What are students familiar with:

  • Social Media
  • Collaboration
What are we familiar with:
  • Content
  • How the pieces fit together
We can use what students do know to help them become fluent, but we must not assume they are digital natives. 
What do you think? Where do you expect students to be now? Are they matching up to those standards?

An oldie, but a goodie, App #2: Audacity

Audacity: (Click here for downloading the Beta version–only version Windows 7 can use).

Note: When downloading, you must download the Audacity file AND the LAME MP3 encoder (also available on the Website above) in order to export MP3 files. It runs on Windows, Mac, and Linux.

Synopsis: Audacity is a great example of open source software. It is free for the public and it only asks that the public use it for the common good. It has all of the capabilities of Apple’s Garage Band, but without the Apple requirement. Its features include:

  • Record from microphone, line input, or other sources.
  • Dub over existing tracks to create multi-track recordings.
  • Record up to 16 channels at once (requires multi-channel hardware).
  • Level meters can monitor volume levels before, during, and after recording.
  • Easy editing with Cut, Copy, Paste, and Delete.
  • Use unlimited Undo (and Redo) to go back any number of steps.
  • Very fast editing of large files.
  • Edit and mix an unlimited number of tracks.
  • Use the Drawing tool to alter individual sample points.
  • Fade the volume up or down smoothly with the Envelope tool.
  • Change the pitch without altering the tempo, or vice-versa.
  • Remove static, hiss, hum, or other constant background noises.
  • Alter frequencies with Equalization, FFT Filter, and Bass Boost effects.
  • Adjust volumes with Compressor, Amplify, and Normalize effects.
  • Other built-in effects include:
    • Echo
    • Phaser
    • Wahwah
    • Reverse
  • Record and edit 16-bit, 24-bit, and 32-bit (floating point) samples.
  • Record at up to 96 kHz.
  • Sample rates and formats are converted using high-quality resampling and dithering.
  • Mix tracks with different sample rates or formats, and Audacity will convert them automatically in realtime.
  • Spectrogram mode for visualizing frequencies.
  • “Plot Spectrum” command for detailed frequency analysis.

Audacity offers everything from the most technical skill to the beginner skill. When done editing Audacity files, users can choose from a variety of export options including MP3 format. The MP3 formats can be inserted into a Windows Movie Maker movie, iMovie, or another digital storytelling creator. Tracks can also be shared on RSS feeds. 

Integration: Think of Audacity as the backbone for digital storytelling and the backbone for any assignment or application that involves auditory skills. Audacity can be used in any class and in any grade level. And, though, students in the younger grade levels may not be able.

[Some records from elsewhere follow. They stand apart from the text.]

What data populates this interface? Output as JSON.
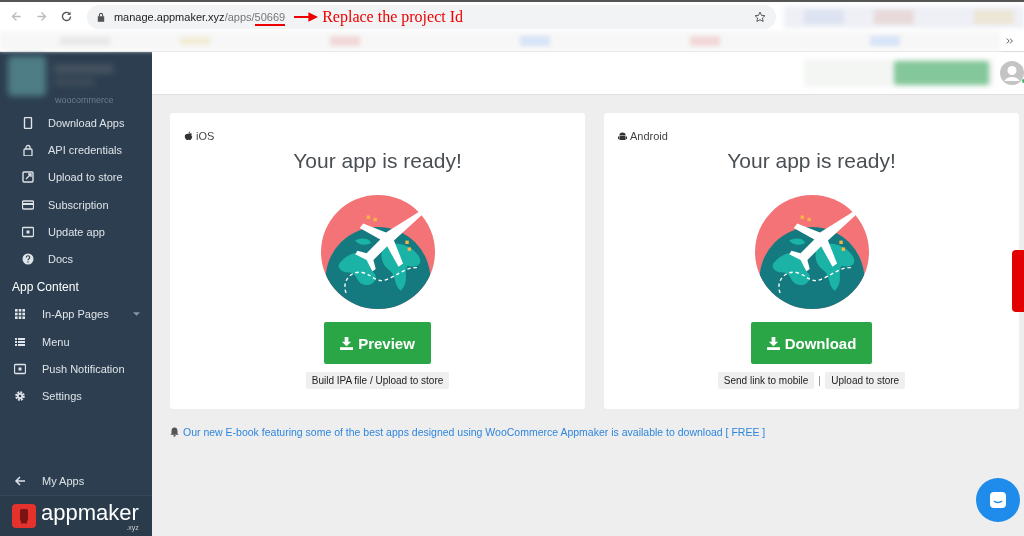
{
  "browser": {
    "url_host": "manage.appmaker.xyz",
    "url_path": "/apps/",
    "url_id": "50669"
  },
  "annotation": {
    "text": "Replace the project Id"
  },
  "sidebar": {
    "store_name": "woocommerce",
    "items": [
      {
        "label": "Download Apps"
      },
      {
        "label": "API credentials"
      },
      {
        "label": "Upload to store"
      },
      {
        "label": "Subscription"
      },
      {
        "label": "Update app"
      },
      {
        "label": "Docs"
      }
    ],
    "section_title": "App Content",
    "content_items": [
      {
        "label": "In-App Pages",
        "has_submenu": true
      },
      {
        "label": "Menu",
        "has_submenu": false
      },
      {
        "label": "Push Notification",
        "has_submenu": false
      },
      {
        "label": "Settings",
        "has_submenu": false
      }
    ],
    "footer_link": "My Apps",
    "logo": {
      "name": "appmaker",
      "suffix": ".xyz"
    }
  },
  "cards": [
    {
      "kind": "ios",
      "platform": "iOS",
      "title": "Your app is ready!",
      "button": "Preview",
      "links": [
        "Build IPA file / Upload to store"
      ]
    },
    {
      "kind": "android",
      "platform": "Android",
      "title": "Your app is ready!",
      "button": "Download",
      "links": [
        "Send link to mobile",
        "Upload to store"
      ]
    }
  ],
  "notice": "Our new E-book featuring some of the best apps designed using WooCommerce Appmaker is available to download [ FREE ]"
}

When I taught high school English, my students used Audacity when working with Windows Movie Maker and Premiere. Since Movie Maker only allows two tracks to play simultaneously, users cannot have narration going while a song is also running. Therefore, my students used Audacity to mix the audio tracks into one file for an easy import. They did this from simple voice narration over song to a mixing of various songs and interview clips. Students were able to trim out background noise and accentuate voices over background sounds. Through Audacity, I was able to teach my students how to tell a story and how to communicate with only sound: audio literacy. And even though elementary students may not be able to manipulate sounds on their own, they can all record sounds and choose sounds for the class to mix into one.

Another application that produces a similar product is Aviary, free for Google Apps for Education users. However, it allows users to generate an embed code for the audio file when it is generated. This code can be embedded within school Websites. For instance, students can compose an audio file highlighting the upcoming school play. Then, they can embed that file into the district Website for all viewers to hear.

Audio literacy is at its finest with Audacity.